# RIP Fitzherbert... 10/13/04 - 4/13/07



## Night

[align=center]








*10/13/04 - 4/13/07*[/align]

Oh gosh, where do I start...  

My sweet, ornery boy heaved his last breath Friday afternoon. He had been wasting away for the past 2-3 weeks, and the past couple of days have been the worst. His breathing became more and more labored until his sides heaved in and out in an almost painful way. He refused to eat anything unless it was baby food off my fingers. Thursday night he looked horrible... I did a steam treatment and gave him some Metacam. Friday morning he looked even worse, with his eyes glazed over and dull. I knew it was time, and I made the appointment.
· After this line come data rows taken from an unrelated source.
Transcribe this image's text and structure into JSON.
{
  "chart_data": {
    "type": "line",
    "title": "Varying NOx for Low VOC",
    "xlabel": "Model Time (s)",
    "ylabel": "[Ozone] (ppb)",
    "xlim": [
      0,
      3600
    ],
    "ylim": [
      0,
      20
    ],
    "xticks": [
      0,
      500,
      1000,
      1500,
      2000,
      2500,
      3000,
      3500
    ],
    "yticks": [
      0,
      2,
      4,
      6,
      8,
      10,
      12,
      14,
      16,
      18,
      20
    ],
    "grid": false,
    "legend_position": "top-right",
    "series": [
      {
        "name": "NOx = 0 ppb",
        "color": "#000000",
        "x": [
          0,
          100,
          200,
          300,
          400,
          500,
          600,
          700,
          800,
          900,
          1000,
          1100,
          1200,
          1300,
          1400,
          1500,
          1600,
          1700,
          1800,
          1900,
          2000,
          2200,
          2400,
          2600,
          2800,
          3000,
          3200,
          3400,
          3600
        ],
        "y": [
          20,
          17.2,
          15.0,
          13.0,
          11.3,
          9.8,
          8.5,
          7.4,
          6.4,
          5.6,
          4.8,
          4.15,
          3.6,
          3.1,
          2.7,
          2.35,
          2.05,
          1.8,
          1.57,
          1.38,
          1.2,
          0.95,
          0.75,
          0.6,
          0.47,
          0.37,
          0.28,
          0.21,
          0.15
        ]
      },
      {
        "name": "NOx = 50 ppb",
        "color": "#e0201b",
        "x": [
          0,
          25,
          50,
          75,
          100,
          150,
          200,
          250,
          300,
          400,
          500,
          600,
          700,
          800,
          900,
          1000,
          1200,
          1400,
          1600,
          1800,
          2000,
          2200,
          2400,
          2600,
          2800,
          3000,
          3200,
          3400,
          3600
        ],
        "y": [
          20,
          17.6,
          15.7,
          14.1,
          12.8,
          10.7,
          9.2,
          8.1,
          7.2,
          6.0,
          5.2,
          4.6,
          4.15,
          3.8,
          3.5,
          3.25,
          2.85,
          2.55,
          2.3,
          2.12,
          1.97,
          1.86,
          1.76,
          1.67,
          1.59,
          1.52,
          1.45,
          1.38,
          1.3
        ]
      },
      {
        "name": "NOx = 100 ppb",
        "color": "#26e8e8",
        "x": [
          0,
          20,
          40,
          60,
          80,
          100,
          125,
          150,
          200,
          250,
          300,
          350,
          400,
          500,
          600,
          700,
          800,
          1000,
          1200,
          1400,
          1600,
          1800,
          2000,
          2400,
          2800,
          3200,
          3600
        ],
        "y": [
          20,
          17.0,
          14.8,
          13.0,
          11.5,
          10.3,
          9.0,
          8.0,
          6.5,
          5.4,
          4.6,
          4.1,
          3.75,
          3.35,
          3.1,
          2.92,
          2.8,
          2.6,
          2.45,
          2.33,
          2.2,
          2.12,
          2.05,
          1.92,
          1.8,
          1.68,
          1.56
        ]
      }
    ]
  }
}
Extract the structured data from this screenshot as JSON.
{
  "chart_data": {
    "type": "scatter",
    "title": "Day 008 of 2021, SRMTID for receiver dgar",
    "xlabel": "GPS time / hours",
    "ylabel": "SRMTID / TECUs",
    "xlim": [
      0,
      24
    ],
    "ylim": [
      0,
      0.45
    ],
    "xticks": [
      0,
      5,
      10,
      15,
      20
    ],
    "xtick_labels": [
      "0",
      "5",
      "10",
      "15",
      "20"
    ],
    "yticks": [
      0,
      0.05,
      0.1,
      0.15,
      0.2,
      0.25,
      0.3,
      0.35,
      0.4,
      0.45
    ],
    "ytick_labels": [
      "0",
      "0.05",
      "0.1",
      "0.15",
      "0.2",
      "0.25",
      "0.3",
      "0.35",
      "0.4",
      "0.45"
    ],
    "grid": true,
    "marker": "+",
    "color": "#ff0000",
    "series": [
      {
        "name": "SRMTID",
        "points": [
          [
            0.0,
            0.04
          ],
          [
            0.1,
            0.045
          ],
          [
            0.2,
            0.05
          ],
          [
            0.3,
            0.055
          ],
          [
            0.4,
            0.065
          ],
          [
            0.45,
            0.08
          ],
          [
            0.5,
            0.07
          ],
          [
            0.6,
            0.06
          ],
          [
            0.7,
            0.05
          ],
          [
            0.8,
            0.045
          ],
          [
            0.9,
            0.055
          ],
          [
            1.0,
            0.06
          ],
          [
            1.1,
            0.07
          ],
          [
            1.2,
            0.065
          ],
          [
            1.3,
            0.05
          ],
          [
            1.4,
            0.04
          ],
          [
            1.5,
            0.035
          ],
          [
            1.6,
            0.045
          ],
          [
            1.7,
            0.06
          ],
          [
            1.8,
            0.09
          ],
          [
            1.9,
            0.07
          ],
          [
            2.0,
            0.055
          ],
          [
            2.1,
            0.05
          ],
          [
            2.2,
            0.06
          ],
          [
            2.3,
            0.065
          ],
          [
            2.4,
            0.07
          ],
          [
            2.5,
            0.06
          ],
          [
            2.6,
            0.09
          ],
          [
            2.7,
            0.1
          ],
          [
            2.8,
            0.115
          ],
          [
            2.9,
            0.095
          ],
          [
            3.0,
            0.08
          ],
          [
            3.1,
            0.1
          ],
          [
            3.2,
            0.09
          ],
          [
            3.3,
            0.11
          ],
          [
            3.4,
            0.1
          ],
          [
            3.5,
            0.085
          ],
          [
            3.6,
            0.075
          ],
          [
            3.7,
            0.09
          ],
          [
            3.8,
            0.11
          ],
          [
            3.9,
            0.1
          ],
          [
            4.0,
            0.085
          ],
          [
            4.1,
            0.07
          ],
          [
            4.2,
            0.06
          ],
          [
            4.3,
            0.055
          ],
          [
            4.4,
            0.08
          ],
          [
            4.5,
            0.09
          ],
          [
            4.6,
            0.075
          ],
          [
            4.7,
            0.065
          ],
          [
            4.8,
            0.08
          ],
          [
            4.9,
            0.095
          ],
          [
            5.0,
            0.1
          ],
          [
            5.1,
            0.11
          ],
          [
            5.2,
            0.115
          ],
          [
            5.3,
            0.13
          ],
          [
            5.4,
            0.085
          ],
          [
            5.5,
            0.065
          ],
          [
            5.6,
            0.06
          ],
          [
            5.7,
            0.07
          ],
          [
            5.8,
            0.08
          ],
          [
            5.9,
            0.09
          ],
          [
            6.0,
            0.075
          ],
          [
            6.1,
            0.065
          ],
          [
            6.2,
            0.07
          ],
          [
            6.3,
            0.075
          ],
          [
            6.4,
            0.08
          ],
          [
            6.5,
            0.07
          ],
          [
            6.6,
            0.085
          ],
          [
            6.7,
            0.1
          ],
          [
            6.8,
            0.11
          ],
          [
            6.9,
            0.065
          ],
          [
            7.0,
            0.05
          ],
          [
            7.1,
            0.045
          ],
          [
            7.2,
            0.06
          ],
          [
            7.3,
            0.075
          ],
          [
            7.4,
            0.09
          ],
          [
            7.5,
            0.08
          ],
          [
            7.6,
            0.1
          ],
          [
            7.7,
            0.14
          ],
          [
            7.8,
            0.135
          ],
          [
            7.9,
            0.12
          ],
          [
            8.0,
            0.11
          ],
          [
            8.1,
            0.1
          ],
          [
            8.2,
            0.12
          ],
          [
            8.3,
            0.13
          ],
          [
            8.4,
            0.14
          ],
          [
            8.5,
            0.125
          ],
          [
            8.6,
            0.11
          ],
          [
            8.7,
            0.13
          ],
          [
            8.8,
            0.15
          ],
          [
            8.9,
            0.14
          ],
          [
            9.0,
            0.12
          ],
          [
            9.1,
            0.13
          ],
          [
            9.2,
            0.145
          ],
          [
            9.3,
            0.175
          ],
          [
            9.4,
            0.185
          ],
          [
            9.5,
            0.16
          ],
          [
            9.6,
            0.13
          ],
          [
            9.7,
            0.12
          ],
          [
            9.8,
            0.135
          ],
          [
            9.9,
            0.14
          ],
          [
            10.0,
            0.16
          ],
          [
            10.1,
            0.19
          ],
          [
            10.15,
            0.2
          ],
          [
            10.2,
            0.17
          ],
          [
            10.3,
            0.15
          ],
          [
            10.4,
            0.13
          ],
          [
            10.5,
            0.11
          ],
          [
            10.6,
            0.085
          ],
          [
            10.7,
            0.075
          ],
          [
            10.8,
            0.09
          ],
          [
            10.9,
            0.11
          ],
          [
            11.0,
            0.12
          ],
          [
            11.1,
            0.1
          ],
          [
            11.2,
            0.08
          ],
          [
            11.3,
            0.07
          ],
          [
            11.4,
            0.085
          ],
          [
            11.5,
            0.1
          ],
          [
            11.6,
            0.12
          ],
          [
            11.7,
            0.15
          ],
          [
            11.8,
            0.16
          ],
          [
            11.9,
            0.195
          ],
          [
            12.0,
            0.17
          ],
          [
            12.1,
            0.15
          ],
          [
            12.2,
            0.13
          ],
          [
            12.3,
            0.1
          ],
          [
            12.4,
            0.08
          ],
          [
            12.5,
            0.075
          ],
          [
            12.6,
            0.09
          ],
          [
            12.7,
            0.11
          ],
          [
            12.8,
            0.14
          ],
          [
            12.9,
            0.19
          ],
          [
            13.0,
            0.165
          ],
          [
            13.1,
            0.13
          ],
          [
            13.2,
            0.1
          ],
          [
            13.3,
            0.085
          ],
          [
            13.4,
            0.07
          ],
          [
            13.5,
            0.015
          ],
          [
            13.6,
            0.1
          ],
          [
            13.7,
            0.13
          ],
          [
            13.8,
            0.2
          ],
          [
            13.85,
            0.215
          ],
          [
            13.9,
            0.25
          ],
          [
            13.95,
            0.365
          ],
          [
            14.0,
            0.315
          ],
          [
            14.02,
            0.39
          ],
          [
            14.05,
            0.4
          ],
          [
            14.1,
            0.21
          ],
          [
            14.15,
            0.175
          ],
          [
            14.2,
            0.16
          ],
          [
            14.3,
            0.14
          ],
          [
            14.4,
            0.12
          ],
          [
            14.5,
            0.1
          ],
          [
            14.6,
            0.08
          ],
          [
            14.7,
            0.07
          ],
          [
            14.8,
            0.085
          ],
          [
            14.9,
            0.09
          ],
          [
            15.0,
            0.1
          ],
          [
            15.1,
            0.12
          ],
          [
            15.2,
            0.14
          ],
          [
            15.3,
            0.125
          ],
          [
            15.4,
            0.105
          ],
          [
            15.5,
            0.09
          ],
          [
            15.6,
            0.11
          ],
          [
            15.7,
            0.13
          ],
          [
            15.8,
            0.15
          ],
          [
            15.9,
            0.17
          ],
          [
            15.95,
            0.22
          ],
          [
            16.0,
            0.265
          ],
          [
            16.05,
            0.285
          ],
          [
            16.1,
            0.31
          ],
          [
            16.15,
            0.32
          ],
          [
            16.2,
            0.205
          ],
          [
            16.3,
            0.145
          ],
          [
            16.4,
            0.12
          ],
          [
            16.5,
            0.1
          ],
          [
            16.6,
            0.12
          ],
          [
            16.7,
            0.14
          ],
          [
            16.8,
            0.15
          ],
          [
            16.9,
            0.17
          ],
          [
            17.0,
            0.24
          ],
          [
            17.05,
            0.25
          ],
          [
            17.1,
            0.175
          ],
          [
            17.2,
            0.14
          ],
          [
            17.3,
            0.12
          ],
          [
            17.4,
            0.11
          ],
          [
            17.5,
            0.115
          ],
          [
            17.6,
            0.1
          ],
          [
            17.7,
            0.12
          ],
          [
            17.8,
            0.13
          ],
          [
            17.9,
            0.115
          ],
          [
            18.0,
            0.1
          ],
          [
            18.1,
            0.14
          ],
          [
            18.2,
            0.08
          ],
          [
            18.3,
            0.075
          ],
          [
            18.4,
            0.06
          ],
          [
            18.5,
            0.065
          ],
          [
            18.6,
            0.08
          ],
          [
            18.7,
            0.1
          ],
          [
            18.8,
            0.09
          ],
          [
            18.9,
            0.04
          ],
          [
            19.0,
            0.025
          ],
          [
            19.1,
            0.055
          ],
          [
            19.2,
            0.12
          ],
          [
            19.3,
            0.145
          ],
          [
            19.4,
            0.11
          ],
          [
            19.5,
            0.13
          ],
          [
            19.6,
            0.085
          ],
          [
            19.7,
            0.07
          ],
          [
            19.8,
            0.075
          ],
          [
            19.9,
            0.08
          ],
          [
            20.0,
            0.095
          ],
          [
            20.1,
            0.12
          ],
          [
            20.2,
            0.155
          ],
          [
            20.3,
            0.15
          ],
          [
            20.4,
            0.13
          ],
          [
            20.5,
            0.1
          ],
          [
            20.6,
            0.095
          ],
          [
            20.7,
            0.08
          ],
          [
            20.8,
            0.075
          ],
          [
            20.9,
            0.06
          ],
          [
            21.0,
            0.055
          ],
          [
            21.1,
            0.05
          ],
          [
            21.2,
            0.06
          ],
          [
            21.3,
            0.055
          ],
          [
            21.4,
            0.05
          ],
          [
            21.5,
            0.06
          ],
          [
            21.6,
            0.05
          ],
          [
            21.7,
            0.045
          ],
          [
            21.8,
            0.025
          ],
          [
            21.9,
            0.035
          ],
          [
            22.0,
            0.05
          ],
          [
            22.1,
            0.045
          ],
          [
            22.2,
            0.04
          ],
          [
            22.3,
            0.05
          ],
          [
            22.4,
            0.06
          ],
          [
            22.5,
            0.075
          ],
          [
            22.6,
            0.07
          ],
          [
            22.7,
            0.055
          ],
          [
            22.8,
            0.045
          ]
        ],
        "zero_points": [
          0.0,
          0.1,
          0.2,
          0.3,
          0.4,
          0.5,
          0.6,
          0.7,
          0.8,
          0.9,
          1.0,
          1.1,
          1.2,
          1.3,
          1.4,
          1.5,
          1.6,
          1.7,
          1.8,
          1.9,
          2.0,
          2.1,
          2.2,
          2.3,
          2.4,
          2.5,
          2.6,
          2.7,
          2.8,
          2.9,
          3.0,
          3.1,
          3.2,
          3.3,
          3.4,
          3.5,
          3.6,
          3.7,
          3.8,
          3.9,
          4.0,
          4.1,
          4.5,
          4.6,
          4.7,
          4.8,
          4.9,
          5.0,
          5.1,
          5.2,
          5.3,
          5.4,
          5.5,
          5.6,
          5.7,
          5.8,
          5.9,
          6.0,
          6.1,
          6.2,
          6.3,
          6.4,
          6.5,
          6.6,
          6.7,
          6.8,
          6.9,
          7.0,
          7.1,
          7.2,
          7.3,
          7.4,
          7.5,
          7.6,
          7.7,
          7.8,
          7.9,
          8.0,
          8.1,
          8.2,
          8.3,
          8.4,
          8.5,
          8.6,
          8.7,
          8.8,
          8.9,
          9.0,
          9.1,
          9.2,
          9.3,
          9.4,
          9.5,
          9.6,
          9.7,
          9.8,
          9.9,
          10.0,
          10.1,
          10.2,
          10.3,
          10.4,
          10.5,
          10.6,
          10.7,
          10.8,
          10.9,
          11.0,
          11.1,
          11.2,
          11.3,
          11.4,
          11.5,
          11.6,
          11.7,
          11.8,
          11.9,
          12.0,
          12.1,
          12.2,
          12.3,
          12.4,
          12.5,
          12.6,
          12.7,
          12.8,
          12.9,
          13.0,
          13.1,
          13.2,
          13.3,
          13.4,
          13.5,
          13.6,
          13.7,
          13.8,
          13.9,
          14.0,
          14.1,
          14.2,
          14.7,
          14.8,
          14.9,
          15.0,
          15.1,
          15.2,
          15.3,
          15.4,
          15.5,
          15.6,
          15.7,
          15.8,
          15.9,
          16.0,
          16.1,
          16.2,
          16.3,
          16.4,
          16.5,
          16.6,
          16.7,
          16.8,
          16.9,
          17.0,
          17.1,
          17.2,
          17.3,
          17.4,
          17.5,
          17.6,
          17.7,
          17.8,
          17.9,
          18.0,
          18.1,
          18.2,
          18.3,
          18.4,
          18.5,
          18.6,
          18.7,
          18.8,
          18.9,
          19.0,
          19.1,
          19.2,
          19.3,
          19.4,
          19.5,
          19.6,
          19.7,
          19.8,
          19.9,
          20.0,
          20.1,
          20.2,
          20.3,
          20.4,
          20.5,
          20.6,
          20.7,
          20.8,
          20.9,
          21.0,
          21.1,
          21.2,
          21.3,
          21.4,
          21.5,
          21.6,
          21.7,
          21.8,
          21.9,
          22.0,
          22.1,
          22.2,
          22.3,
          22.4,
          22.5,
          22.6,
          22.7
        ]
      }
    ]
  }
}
Fitzherbert was put to sleep at 5:30 PM.  

Unfortunately, my normal rat vet wasn't in, and I had to see someone else (who deals primarily with dogs and cats). He's a nice vet, but I don't really think he understood how much I love my rats and how much I hurt when they pass. 

When he brought back Fitz gassed down/injected, after he handed him to me, he just turned around and filled out paperwork. And not for like, a second or something - he stood there for about 2 minutes or more. I mean, any other time I euthanized an animal, regardless of what kind, they come back, hand you the pet, and leave immediately so you can say your goodbyes and grieve. So I had to just sit there with a huge lump in my throat. I was seriously debating saying, "I don't mean to be rude, but can you leave?" But I know if I tried to talk at all, it'd just come out all weird because I was trying not to cry.

Here are some of my favorite pictures of my boy...



















Mulligan and Fitzy, a couple weeks after they came home (November 2004).










He was always smiling as a baby.



















Giving momma lots of kisses  










And a wink for the ladies!










Just after his neuter in July 2006.



















Goodbye my sweet boy


----------



## Vixie

He was beautiful, Night.

Remember him that way.


----------



## cjshrader

That's really heartbreaking, Night. I'm sorry to hear about your loss.


----------



## Poppyseed

He lived a very happy life and seems very happy from the pictures. I'm sorry for your loss D:


----------



## 2manyrats

What a cutie... sorry to hear about his passing.


----------



## ladylady

What a sweeite, Sorry


----------



## Sara_C

What a gorgeous boy  At least he had three idyllic, happy and pampered years with you though. You gave him the kind of life all rats deserve.


----------



## OnlyOno

you did what was best for him from the moment you got him. i'm sorry he passed away, but he did it when he was ready and you were there for him when he went, which is the most important thing. you are an awesome rat owner, and your babies know it.  again, sorry night, that is truly just a downright bummer. ftizherbert will always be there with you though.


----------



## JennieLove

Im sorry for your loss Night. He was a handsome boy. :'(


----------



## Inesita

I'm so sorry for your loss. He was gorgeouse.


----------



## fallinstar

sorry for you loss


----------



## dkirschling

Sorry, Night. We find joy in so many things in this life; I'm glad your life had the joy of knowing him.


----------